Contrairement à ce dont il nous avait habitué jusqu’à présent (Google étant jusqu’à présent plutôt sur une ligne de défense de la liberté d’expression dans le respect du premier amendement de la Constitution américaine), Eric Schmidt, son président, dans une tribune pour le New York Times, vient de se prononcer en faveur d’une meilleure régulation des propos sur les réseaux sociaux.  
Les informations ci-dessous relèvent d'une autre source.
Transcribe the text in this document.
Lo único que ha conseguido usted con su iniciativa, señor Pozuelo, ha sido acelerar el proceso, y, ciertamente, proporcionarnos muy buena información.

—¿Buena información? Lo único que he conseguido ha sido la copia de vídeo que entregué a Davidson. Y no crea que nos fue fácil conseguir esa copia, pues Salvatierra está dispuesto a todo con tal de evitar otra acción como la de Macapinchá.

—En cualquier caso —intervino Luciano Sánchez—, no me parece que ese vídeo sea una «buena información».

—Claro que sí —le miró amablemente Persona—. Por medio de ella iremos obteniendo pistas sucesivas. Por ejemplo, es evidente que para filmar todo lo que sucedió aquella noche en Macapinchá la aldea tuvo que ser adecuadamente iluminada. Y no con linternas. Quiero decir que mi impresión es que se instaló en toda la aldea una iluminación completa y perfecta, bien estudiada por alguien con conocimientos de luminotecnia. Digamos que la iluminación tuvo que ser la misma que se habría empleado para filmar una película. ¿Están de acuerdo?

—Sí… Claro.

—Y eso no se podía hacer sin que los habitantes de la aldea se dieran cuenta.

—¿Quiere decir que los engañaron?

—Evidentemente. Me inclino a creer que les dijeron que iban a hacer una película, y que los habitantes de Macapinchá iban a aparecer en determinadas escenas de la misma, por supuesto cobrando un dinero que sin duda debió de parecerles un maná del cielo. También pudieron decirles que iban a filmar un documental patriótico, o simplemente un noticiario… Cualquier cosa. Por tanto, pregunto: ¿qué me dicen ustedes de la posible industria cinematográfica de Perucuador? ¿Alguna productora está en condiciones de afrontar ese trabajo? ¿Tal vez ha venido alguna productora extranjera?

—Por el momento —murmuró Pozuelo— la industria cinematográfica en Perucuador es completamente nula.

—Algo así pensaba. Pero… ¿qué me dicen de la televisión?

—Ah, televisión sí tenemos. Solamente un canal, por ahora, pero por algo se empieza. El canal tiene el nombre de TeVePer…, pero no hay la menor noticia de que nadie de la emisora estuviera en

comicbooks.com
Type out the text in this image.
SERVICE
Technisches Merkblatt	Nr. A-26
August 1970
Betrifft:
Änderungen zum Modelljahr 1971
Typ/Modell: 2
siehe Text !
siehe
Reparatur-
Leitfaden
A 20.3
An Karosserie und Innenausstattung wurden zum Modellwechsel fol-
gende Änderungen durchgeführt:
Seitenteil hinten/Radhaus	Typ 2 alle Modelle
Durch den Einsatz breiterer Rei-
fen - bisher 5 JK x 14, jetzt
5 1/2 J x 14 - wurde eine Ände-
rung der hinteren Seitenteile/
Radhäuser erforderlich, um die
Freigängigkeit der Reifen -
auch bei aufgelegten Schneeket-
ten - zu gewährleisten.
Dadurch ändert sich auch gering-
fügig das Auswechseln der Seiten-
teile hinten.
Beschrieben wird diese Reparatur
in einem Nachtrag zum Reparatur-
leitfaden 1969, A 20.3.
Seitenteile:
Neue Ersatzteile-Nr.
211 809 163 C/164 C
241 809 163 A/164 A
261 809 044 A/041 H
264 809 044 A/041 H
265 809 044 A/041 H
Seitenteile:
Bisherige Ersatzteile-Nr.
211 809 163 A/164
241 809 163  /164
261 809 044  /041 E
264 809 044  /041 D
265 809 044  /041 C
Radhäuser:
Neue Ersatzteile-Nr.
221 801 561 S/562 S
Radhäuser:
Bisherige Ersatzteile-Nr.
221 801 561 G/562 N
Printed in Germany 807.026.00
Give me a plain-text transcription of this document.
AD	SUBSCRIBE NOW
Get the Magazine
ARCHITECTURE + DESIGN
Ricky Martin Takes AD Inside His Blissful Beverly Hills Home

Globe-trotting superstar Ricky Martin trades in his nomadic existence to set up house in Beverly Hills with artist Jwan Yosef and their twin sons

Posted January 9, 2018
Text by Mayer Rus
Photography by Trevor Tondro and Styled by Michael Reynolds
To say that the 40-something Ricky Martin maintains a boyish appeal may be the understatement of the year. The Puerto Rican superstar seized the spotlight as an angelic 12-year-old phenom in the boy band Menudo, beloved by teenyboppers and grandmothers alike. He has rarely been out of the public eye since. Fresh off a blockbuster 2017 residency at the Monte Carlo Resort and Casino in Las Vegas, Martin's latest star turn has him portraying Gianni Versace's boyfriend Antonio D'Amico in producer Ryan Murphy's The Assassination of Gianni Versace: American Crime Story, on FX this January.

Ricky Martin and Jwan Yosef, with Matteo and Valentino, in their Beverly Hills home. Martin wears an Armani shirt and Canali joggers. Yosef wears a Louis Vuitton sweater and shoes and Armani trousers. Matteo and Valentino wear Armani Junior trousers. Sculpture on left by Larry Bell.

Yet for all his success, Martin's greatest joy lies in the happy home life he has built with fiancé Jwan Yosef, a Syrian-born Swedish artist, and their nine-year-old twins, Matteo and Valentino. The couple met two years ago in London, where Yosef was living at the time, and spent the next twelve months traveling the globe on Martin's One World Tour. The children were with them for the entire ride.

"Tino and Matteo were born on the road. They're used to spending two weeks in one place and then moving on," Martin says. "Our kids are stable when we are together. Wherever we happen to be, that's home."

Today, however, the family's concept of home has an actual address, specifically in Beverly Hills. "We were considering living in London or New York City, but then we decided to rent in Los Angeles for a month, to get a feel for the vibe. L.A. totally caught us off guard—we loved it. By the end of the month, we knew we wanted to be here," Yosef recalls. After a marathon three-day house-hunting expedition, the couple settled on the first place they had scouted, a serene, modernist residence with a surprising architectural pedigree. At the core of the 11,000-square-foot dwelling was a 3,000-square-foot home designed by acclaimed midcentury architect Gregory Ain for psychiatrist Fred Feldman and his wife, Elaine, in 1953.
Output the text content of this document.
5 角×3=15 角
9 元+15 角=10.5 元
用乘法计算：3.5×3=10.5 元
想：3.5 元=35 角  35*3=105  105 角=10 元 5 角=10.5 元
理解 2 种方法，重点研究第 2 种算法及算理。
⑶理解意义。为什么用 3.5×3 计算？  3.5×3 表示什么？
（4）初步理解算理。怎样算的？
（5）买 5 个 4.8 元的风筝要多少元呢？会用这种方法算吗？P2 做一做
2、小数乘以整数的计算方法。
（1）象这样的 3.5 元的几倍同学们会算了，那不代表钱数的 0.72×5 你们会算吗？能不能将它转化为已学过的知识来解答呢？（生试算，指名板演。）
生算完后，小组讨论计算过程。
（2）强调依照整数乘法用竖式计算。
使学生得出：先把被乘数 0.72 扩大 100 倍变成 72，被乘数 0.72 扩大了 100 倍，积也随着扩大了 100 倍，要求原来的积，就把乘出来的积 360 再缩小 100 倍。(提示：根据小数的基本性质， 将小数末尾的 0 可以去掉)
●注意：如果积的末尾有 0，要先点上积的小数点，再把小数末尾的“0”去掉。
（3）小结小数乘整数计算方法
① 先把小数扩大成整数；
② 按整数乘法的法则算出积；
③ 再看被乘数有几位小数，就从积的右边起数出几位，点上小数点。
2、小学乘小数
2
“Il est de notre responsabilité de démontrer que la stabilité et la liberté d'expression vont main dans la main”, écrit-il. “Nous devons construire des outils pour aider à désamorcer les tensions sur les médias sociaux, des formes de correcteurs orthographiques pour la haine et le harcèlement”. Cette réponse à l’appel d’Hillary Clinton, candidate à l’investiture démocrate pour la Maison Blanche (et ouvertement soutenue par Google, notamment, mais qui est rejointe sur ce sujet par l’appel du candidat à l’investiture républicaine, Donald Trump, qui appelait récemment à “arrêter l’internet”), qui appelait les entreprises de la Silicon Valley à priver Daech de son territoire virtuel, ce que font déjà les grands acteurs de la Valley en faisant la chasse aux contenus publiés par Daech sur leurs plateformes. Dans sa tribune, Schmidt n’explique pas comment Google compte s’y prendre, mais cela pourrait se révéler plus difficile à réaliser, suggère Quartz. Dans un pays où la liberté d’expression est au fondement même de la Nation, la question de la régulation de la liberté d’expression est une question qui s’annonce difficile.